4.4 Maps (MapLibre + OpenStreetMap)

On the “Location” page we display an interactive map. The map tiles are loaded directly from the OpenStreetMap Foundation (OSMF) servers when needed. This transmits your IP address to the OSMF (registered in the United Kingdom, Cambridge). The legal basis is Art. 6(1)(f) GDPR (providing a privacy-friendly map without Google Maps tracking).

The OSMF terms of use can be found at wiki.osmfoundation.org/wiki/Privacy_Policy .

5. Transfer of data

Your data is not transferred to third parties for purposes other than those listed below.
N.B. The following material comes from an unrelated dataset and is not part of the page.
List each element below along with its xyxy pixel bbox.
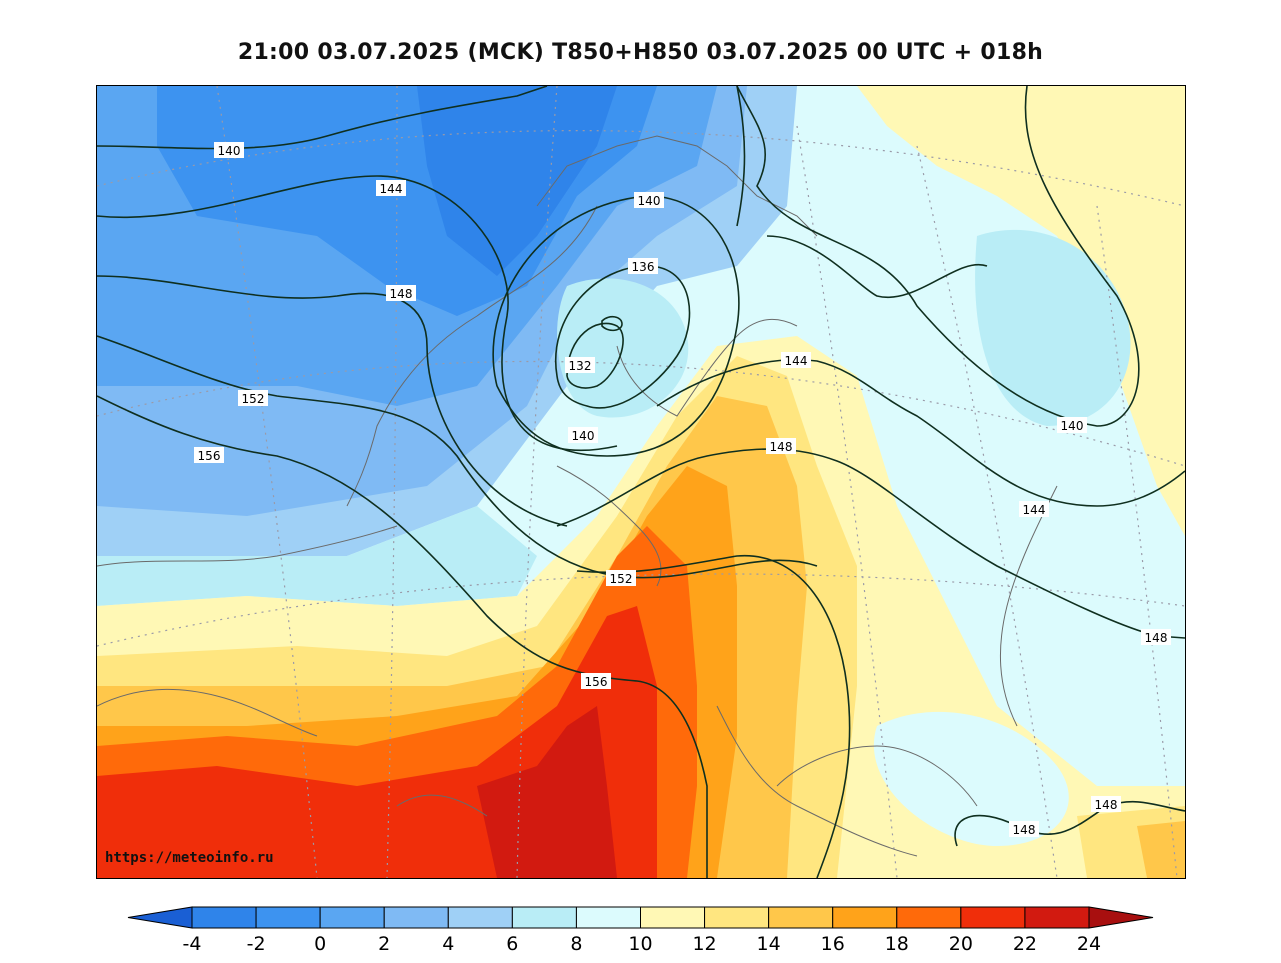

We transfer your data to third parties only if:

  • You have given express consent (Art. 6(1)(a) GDPR),
  • transfer is necessary for the establishment, exercise or defence of legal claims (Art. 6(1)(f) GDPR),
  • there is a legal obligation (Art. 6(1)(c) GDPR),
  • this is necessary for contract performance (Art. 6(1)(b) GDPR).

6. Your rights

You have the following rights vis-à-vis us:

  • Right of access (Art. 15 GDPR)
  • Right to rectification (Art. 16 GDPR)
  • Right to erasure (Art. 17 GDPR)
  • Right to restriction of processing (Art. 18 GDPR)
  • Right to data portability (Art. 20 GDPR)
  • Right to object (Art. 21 GDPR)
  • Right to withdraw consent at any time (Art. 7(3) GDPR), without affecting the lawfulness of processing up to that point

7. Right to lodge a complaint

You have the right to lodge a complaint with a data protection supervisory authority. The authority competent for us is:

Die Landesbeauftragte für den Datenschutz und für das Recht auf Akteneinsicht Brandenburg
Stahnsdorfer Damm 77
14532 Kleinmachnow, Germany
Phone: +49 33203 356-0
Email: poststelle@lda.brandenburg.de
Web: www.lda.brandenburg.de

8. Data security

During your visit to the website we use the established TLS protocol (Transport Layer Security) in combination with the highest encryption level supported by your browser. You can recognise the encrypted connection by the padlock symbol in your browser bar and the “https://” prefix. Passwords are stored exclusively as a hash (Argon2id) and are not visible to us in plain text.

9. Validity and changes to this policy

This privacy policy is valid as of the date given above. As our website evolves or as legal or regulatory requirements change, it may become necessary to amend this policy. The current version is always available on this page.